Course 2018-2019 a.y.


Department of Accounting

Course taught in English
Go to class group/s: 31
CLEAM (6 credits - I sem. - OP  |  SECS-P/07) - CLEF (6 credits - I sem. - OP  |  SECS-P/07) - CLEACC (6 credits - I sem. - OP  |  SECS-P/07) - BESS-CLES (6 credits - I sem. - OP  |  SECS-P/07) - WBB (6 credits - I sem. - OP  |  SECS-P/07) - BIEF (6 credits - I sem. - OP  |  SECS-P/07) - BIEM (6 credits - I sem. - OP  |  SECS-P/07) - BIG (6 credits - I sem. - OP  |  SECS-P/07) - BEMACS (6 credits - I sem. - OP  |  SECS-P/07)
Course Director:

Classes: 31 (I sem.)

Class-group lessons delivered  on campus


To feel comfortable in this course, you should have some basic accounting knowledge. You should also be familiar with basic Python or any other programming language.

Mission & Content Summary


The ability to understand and leverage brand new technologies is nowadays a fundamental requirement. This course provides a comprehensive overview of what blockchain is and how it works. It explores the transition from the accounting traditional ledger to a distributed one and describes how transactions occur under this new paradigm. Insights on how blockchain affect the future of industry and organizations also are covered. The course also covers aspects related to automation of assurance procedures and provides some concepts to develop a blockchain system. Finally, an introduction to the concept of the digitalization of assets and related contract automation which leads to Smart Contracts are discussed. The mission of this course is to introduce concepts and tools to understand the potential of blockchain technology in real world applications.

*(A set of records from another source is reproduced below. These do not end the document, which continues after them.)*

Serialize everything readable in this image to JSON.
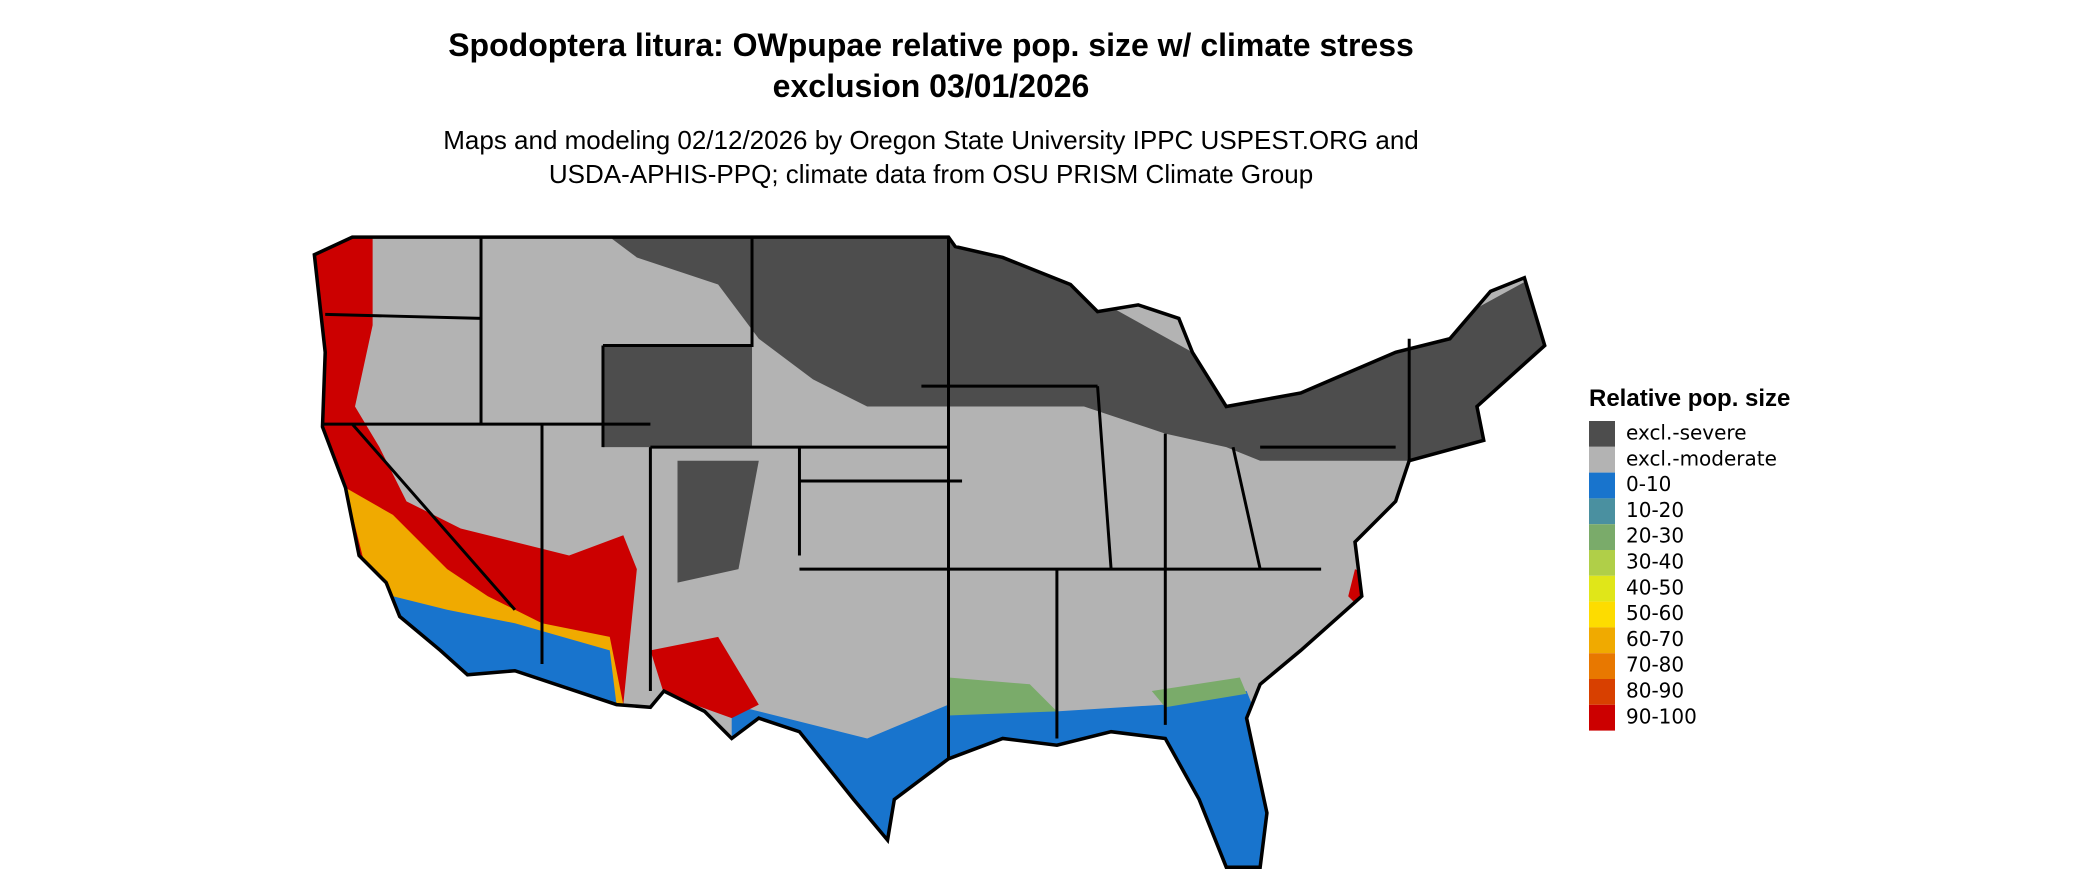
{
  "map": {
    "title_lines": [
      "Spodoptera litura: OWpupae relative pop. size w/ climate stress",
      "exclusion 03/01/2026"
    ],
    "subtitle_lines": [
      "Maps and modeling 02/12/2026 by Oregon State University IPPC USPEST.ORG and",
      "USDA-APHIS-PPQ; climate data from OSU PRISM Climate Group"
    ],
    "legend": {
      "title": "Relative pop. size",
      "items": [
        {
          "label": "excl.-severe",
          "color": "#4d4d4d"
        },
        {
          "label": "excl.-moderate",
          "color": "#b3b3b3"
        },
        {
          "label": "0-10",
          "color": "#1874cd"
        },
        {
          "label": "10-20",
          "color": "#4a90a0"
        },
        {
          "label": "20-30",
          "color": "#7aab6a"
        },
        {
          "label": "30-40",
          "color": "#b0cf48"
        },
        {
          "label": "40-50",
          "color": "#e0e619"
        },
        {
          "label": "50-60",
          "color": "#fddc00"
        },
        {
          "label": "60-70",
          "color": "#f0aa00"
        },
        {
          "label": "70-80",
          "color": "#e87800"
        },
        {
          "label": "80-90",
          "color": "#d84000"
        },
        {
          "label": "90-100",
          "color": "#cc0000"
        }
      ]
    }
  }
}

  • The Traditional Ledger and the Distributed one.
  • What is a Blockchain and How It Works.
  • Transactions in a Distributed Ledger.
    • Case Studies.
  • Automated Assurance Procedures.
    • Cryptography in Blockchains.
    • Proof of Work and Related Algorithms.
  • Building Up a Blockchain.
    • Theory and Concepts.
    • Coding a Blockchain System.
  • The Digitalization of Assets.
  • Contract Automation in a Blockchain: the Smart Contract.

Intended Learning Outcomes (ILO)


At the end of the course student will be able to...
  • Define what a blockchain system is and describe its working principles.
  • Illustrate the differences between a classical ledger and a distributed one.
  • Explain what is a transaction in a blockchain and how they are regulated.
  • Explain the concept of cryptography in the context of blockchain.
  • Illustrate the transition to the digitalization of an asset.
  • Describe and explain the working principles of a Smart Contract.

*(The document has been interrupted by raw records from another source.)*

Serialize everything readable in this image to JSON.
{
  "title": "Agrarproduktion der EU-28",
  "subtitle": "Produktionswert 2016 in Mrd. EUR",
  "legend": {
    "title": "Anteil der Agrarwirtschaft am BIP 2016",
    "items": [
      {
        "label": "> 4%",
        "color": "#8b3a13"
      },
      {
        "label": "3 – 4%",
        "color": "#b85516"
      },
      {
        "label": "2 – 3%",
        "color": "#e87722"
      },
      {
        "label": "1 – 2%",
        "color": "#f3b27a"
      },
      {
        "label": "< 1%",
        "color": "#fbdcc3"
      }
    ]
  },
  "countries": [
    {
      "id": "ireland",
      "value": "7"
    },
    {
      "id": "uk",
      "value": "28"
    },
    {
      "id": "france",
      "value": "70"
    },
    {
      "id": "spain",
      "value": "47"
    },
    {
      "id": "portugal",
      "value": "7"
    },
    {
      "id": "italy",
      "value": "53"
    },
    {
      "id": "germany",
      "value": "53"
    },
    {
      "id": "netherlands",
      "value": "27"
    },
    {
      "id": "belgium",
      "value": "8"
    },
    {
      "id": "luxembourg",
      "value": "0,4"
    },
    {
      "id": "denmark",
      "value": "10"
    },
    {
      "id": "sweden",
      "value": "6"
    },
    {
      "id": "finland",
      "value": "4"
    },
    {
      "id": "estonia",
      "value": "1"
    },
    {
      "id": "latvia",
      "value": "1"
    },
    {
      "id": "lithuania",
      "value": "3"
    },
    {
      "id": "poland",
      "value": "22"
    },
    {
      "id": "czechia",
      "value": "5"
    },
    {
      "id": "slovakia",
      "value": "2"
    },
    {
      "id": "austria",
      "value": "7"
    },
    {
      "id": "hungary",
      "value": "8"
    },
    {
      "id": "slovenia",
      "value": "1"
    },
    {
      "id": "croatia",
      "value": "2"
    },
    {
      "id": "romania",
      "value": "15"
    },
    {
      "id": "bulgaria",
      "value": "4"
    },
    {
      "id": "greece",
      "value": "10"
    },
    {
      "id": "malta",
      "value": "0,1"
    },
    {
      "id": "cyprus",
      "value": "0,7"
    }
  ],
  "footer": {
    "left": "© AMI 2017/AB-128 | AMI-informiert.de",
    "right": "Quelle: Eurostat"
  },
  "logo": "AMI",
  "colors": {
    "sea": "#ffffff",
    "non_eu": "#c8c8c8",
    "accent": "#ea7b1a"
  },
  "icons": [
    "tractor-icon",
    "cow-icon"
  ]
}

At the end of the course student will be able to...
  • Examine a blockchain system in its different forms and compare the differences.
  • Decompose a blockchain system in its fundamental components.
  • Design and code a simple working example which can solve a real world case.

Teaching methods

  • Face-to-face lectures
  • Guest speaker's talks (in class or in distance)
  • Exercises (exercises, database, software etc.)
  • Case studies /Incidents (traditional, online)


In addition to face-to-face lectures, the learning experience of this course includes case discussions and interactions with guest speakers from companies that are in the process or have already developed a working blockchain system. Students are encouraged to actively participate to case discussion and interact with guest speakers in order to use their communication and interpersonal skills.

Assessment methods

  Continuous assessment Partial exams General exam
  • Written individual exam (traditional/online)


  • With the purpose of measuring the acquisition of the above-mentioned learning outcomes, the student assessment is based on a final written exam made up by a mix of open-ended and closed-ended questions. The exam aims to assess the student’s learning level of the theoretical framework as well as of the main concepts, methods and tools presented in the course.
  • Individual written exam (traditional) structure:
  1. Open-ended questions
  2. Closed-ended questions (multiple choice, selection, etc.)
  3. Mix of open/closed-ended questions.
  • Important: no distinction is made between attending and non-attending students.

Teaching materials


Main Textbook:

  • D. DRESCHER, Blockchain Basics: A Non-Technical Introduction in 25 Steps, Editor APress

Additional Textbooks:

  • V.  MORABITO, Business innovation through blockchain: The B³ perspective, Editor Springer.
  • M. SWAN, Blockchain: blueprint for a new economy, Editor, O'Reilly.
  • V. MORABITO, The Future of Digital Business Innovation, Editor Springer.
  • SALVIOTTI, DE ROSSI, ABBATEMARCO, The Blockchain Journey. A guide to practical business applications. Egea.